In many species, including our own, low social status has been known to affect immune responses and cause poor condition and the onset of old age, with high status having its own effects. Over 27 years, from 1982 till 2009, 166 wild male baboons have been observed for illness, injury and speed of healing.
It was expected by the researchers that the reproductive effort and high testosterone levels associated with high status would have suppressed the immune response, but such males appeared less ill and recovered more quickly than all other males. Alpha males who have high glucocorticoid levels were also found to have healed much faster than other high rankers.
The work displayed in this paper tries to diagnose why these effects might appear. Elizabeth Archie, Jeanne Altmann and Susan Alberts form University of Notre Dame, Princeton University and Duke University, North Carolina, all in US, and University of Nairobi, Kenya, publish their paper in PNAS.
In Amboseli reserve, in Kenya, recorders listed episodes of coughing, limping, bleeding and diarrhoea for the years quoted. It must have taken lots of dedication to undertake such a study. Non-invasive observation was the sole criterion for filling in the records (and many minor injuries were excluded because baboons often hide their symptoms). Injury occurred approximately 12X more frequently than illness (only 0.07 cases per male per year), but 633 cases had been recorded on up to 17 individual males.
As age and rank are linked in baboon hierarchies, low ranking males with slower recovery rates could have been explained by natural ageing processes. However, to the surprise of the authors, rank was a better predictor than age. Group size influenced recovery rate too, especially in low-ranking males. Although beta males (who also have high rank) healed equally well, they did not have the reproductive stress and high testosterone and glucocorticoid levels that alphas had.
This research points to "something else" that causes the extreme health of the highest ranking males in baboons. Elizabeth Archie et al conclude that an evolutionary flexibility enables these males to overcome the odds and achieve their natural function at the head of the group. Testosterone certainly does cause reduction in the immune response in some species.
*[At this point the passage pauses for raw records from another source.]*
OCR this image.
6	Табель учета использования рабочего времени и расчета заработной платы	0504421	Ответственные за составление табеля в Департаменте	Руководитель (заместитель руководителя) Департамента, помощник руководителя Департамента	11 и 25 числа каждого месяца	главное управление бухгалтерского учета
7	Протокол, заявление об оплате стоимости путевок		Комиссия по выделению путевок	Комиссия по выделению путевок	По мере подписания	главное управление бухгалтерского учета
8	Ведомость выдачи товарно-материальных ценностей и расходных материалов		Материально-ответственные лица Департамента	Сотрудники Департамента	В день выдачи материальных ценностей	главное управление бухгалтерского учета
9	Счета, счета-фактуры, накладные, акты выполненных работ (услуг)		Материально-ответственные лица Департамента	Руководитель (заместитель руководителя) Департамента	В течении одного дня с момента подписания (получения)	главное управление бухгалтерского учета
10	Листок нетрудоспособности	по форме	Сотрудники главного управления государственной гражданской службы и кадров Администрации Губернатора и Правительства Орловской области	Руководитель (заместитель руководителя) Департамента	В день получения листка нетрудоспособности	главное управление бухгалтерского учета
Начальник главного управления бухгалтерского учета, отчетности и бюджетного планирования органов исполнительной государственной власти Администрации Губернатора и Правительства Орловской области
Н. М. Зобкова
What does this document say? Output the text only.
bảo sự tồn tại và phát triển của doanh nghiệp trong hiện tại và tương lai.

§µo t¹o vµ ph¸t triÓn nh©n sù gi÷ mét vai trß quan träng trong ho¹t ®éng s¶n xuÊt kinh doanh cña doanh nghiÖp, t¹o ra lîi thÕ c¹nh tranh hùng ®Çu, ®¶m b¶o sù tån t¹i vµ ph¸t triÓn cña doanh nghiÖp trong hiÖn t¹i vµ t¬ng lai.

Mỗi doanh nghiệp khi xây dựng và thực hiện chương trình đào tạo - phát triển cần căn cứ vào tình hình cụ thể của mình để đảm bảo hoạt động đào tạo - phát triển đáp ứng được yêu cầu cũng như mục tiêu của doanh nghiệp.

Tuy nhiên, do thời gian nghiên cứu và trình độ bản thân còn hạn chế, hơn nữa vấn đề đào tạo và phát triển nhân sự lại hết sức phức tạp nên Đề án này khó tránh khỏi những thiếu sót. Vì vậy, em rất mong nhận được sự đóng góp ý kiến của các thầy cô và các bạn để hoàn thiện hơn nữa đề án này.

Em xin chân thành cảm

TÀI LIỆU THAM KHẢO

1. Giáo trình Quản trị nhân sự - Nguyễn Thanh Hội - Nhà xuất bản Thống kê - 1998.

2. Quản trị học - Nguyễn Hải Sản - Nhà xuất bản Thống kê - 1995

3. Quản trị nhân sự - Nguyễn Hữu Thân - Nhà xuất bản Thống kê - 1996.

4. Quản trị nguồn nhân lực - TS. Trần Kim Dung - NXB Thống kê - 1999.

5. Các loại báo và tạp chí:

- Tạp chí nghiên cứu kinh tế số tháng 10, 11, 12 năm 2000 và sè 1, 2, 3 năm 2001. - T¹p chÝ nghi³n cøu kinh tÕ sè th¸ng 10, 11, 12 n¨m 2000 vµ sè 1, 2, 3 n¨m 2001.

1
Even in this group of baboons, glucocorticoids slow the immune response in low-ranking males, yet do not have the same effect on the alphas. The relative youth of the alphas could mitigate the effects while different kinds of stress occur in the different ranks. The effect of injury or illness is often to lower the rank of the animal. The mystery remains, but the researchers seem sure to cap their research to find out the answer to how a male of any species, including our own, could overcome chemical effects to reach an evolutionary high!